Sadece bu kadar mı?..
Bu söz, "öylesine" sarfedilmiş bir söz mü?..
Yani, Hürriyet, nasıl bir "hedef yaratıyor" ve nasıl bir "hedef gösteriyor" ki, böyle bir suçlamaya maruz kalıyor?.
Perihan Mağden, boşa kürek sallamadığını şu ifadelerle ortaya koyuyor:
"Ermeni Soykırımı 'sözde'dir. Tersini söyleyen hedeftir. Bu millet Soy'a kıymaz. Boy'a kıyar. Bakın Dink Cinayeti... Sözde Hrant'ın öldürülmesi, geride kalan bir-iki avuç şahısa, onlar neyse artık; tanım için kullanılan her kelime bir aşağılamaya/hakarete dönüştürülüyor.
Hedef Yaratma ve Gösterme Enstitüsü Hürriyet ve Kafabazları tarafından, "Hayatınız pamuk ipliğine bağlı" mesajını da vermiştir."
Herhalde anladınız... Perihan Mağden, "biraz kapalı" olarak ifade etse de, "Hrant Dink'in Hürriyet tarafından hedef gösterildiğini" iddia ediyor!..
Yani, Hürriyetçiler, önce "hedef yaratıyor"(!)lar,
Sonra da "hedef gösteriyor"lar!..
Ondan sonra?..
Ondan sonra, iş "tetikçi"lere, iş "kurşun"lara kalıyor!..

ELE VERİR TALKINI, KENDİ YUTAR SALKIMI!
Lütfen dikkat!.. Bunu yazan, bir "Radikal yazarı"dır!..
Radikal de; "bir Aydın Doğan gazetesi"dir!..

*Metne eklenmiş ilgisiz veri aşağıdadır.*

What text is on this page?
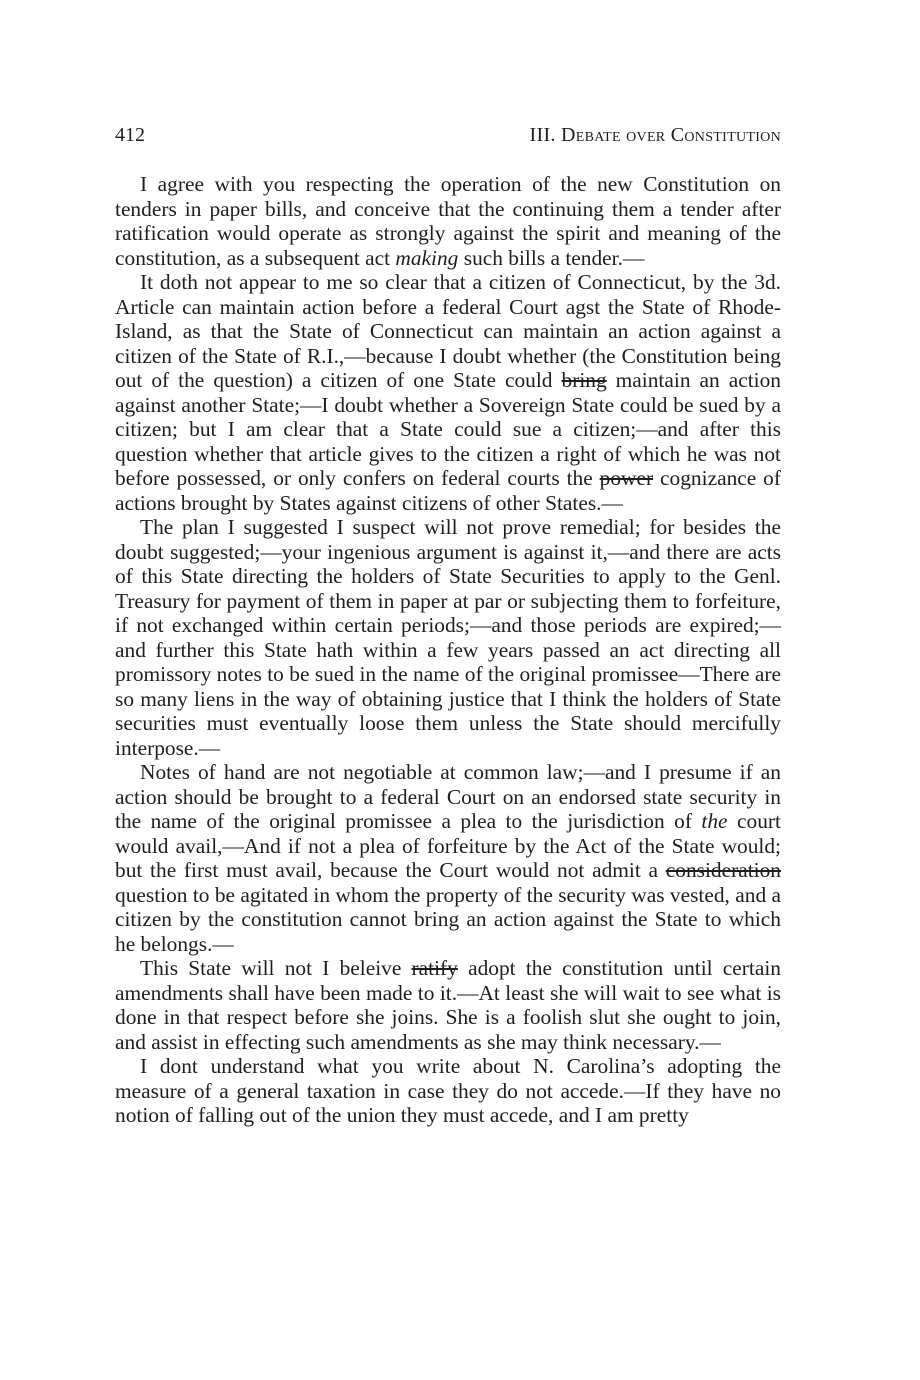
412	III. Debate over Constitution

I agree with you respecting the operation of the new Constitution on tenders in paper bills, and conceive that the continuing them a tender after ratification would operate as strongly against the spirit and meaning of the constitution, as a subsequent act making such bills a tender.—

It doth not appear to me so clear that a citizen of Connecticut, by the 3d. Article can maintain action before a federal Court agst the State of Rhode-Island, as that the State of Connecticut can maintain an action against a citizen of the State of R.I.,—because I doubt whether (the Constitution being out of the question) a citizen of one State could bring maintain an action against another State;—I doubt whether a Sovereign State could be sued by a citizen; but I am clear that a State could sue a citizen;—and after this question whether that article gives to the citizen a right of which he was not before possessed, or only confers on federal courts the power cognizance of actions brought by States against citizens of other States.—

The plan I suggested I suspect will not prove remedial; for besides the doubt suggested;—your ingenious argument is against it,—and there are acts of this State directing the holders of State Securities to apply to the Genl. Treasury for payment of them in paper at par or subjecting them to forfeiture, if not exchanged within certain periods;—and those periods are expired;—and further this State hath within a few years passed an act directing all promissory notes to be sued in the name of the original promissee—There are so many liens in the way of obtaining justice that I think the holders of State securities must eventually loose them unless the State should mercifully interpose.—

Notes of hand are not negotiable at common law;—and I presume if an action should be brought to a federal Court on an endorsed state security in the name of the original promissee a plea to the jurisdiction of the court would avail,—And if not a plea of forfeiture by the Act of the State would; but the first must avail, because the Court would not admit a consideration question to be agitated in whom the property of the security was vested, and a citizen by the constitution cannot bring an action against the State to which he belongs.—

This State will not I beleive ratify adopt the constitution until certain amendments shall have been made to it.—At least she will wait to see what is done in that respect before she joins. She is a foolish slut she ought to join, and assist in effecting such amendments as she may think necessary.—

I dont understand what you write about N. Carolina’s adopting the measure of a general taxation in case they do not accede.—If they have no notion of falling out of the union they must accede, and I am pretty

Düşünebiliyor musunuz; Aydın Doğan'ın gazetelerinden biri, bir başka Aydın Doğan gazetesini, evet Hürriyet'i, "Hedef Yaratma ve Gösterme Enstitüsü" olmakla suçluyor!..
Ne entreresandır ki;
O gazete, yani Hürriyet, "ele verir talkını, kendi yutar salkımı" misali, gazetem Vakit'e üç gündür "sürmanşet"lerden saldırıyor!.. Bizim, "din istismarcısı" olduğumuzu, "hedef gösterdiğimizi" filân iddia ediyorlar!..
Dedik ya;
"Ele veriyorlar talkını, kendileri yutuyor salkımı!"
"Porno yayın yapmaktan sabıkalı" bir patronun, "tescilli pornocu" olarak kayıtlara geçen birinin, kalkıp da, bize "ahlâk dersi" vermesinin değerlendirmesini sizlerin takdirine bırakıyorum!..
Bakın, Hürriyet'in, bir "Hedef Yaratma ve Gösterme Enstitüsü" gibi faaliyet gösterdiğini söyleyen "biz" değiliz...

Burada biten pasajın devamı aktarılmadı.